Inviting the youth to come on board and explore these issues through interrogating the technology, Fuh noted, provides an opportunity for Africa to take advantage of the quantum revolution to solve the problems we are facing as a continent.
“We need to invest in asking and explaining, and we need lots of young people to do that. I think that’s what’s going to change the key infrastructure for the future – that we have young people who are asking questions that make our experiences intelligible,” he said.
This is especially pertinent as it relates to industries and sectors in which machines and artificial intelligence are predicted to replace human employees. For example, healthcare.
“What becomes of care? What becomes of the human aspects? Going to the hospital is not just about being treated, but about having human touch to help with your healing.

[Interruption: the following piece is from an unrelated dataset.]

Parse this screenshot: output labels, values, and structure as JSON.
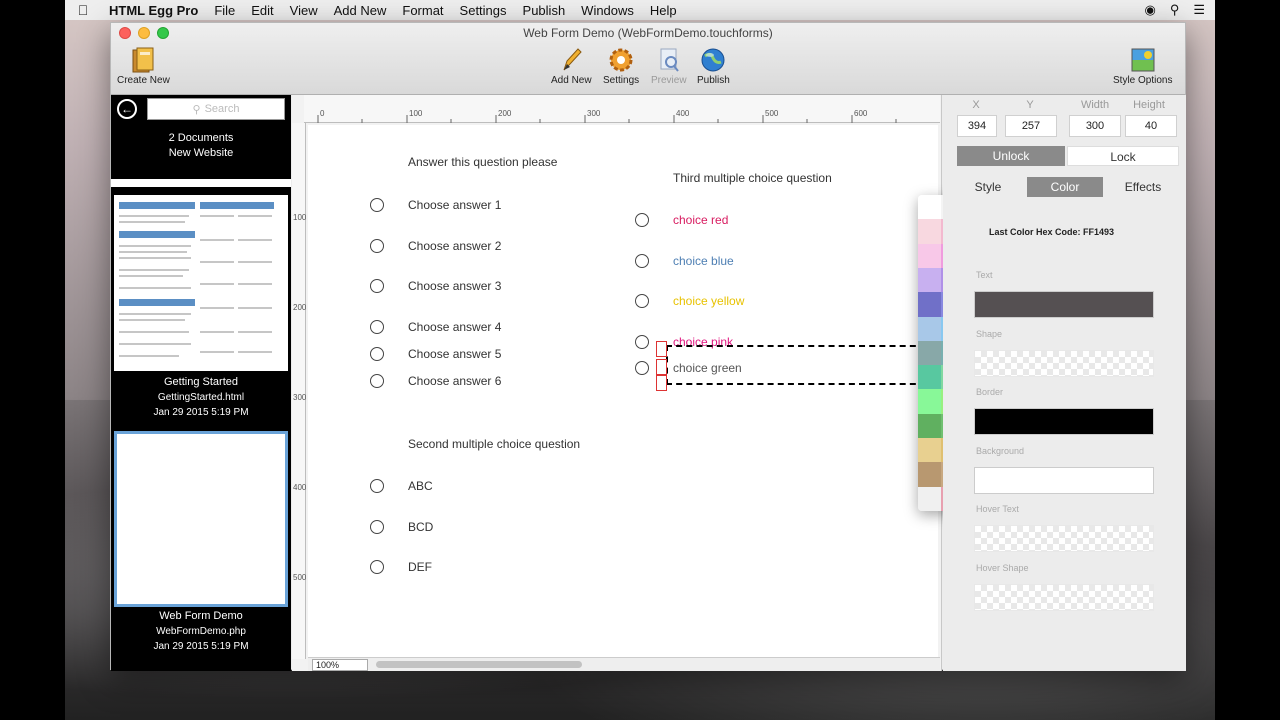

So, what happens when there is just a machine treating you and you cannot get a hug?
“These are core questions we need to ask and why we are finding that there needs to be deep collaboration between the humanities, the natural sciences and technology,” he explained.
The next Sunday session is scheduled for 17 July, with a discussion on human augmentation. Phakeng encourages all youth to watch the upcoming webinars to help them think about how they can use any of the future technologies spoken about in the series to help them shape the present.
Young people joining the sessions stand a chance to win an all-expenses paid trip to attend the 2022 Geneva Science and Diplomacy Anticipation Summit from 12 to 14 October. Submission requirements, deadlines and other details will be announced on 1 August 2022, after the fourth and final session.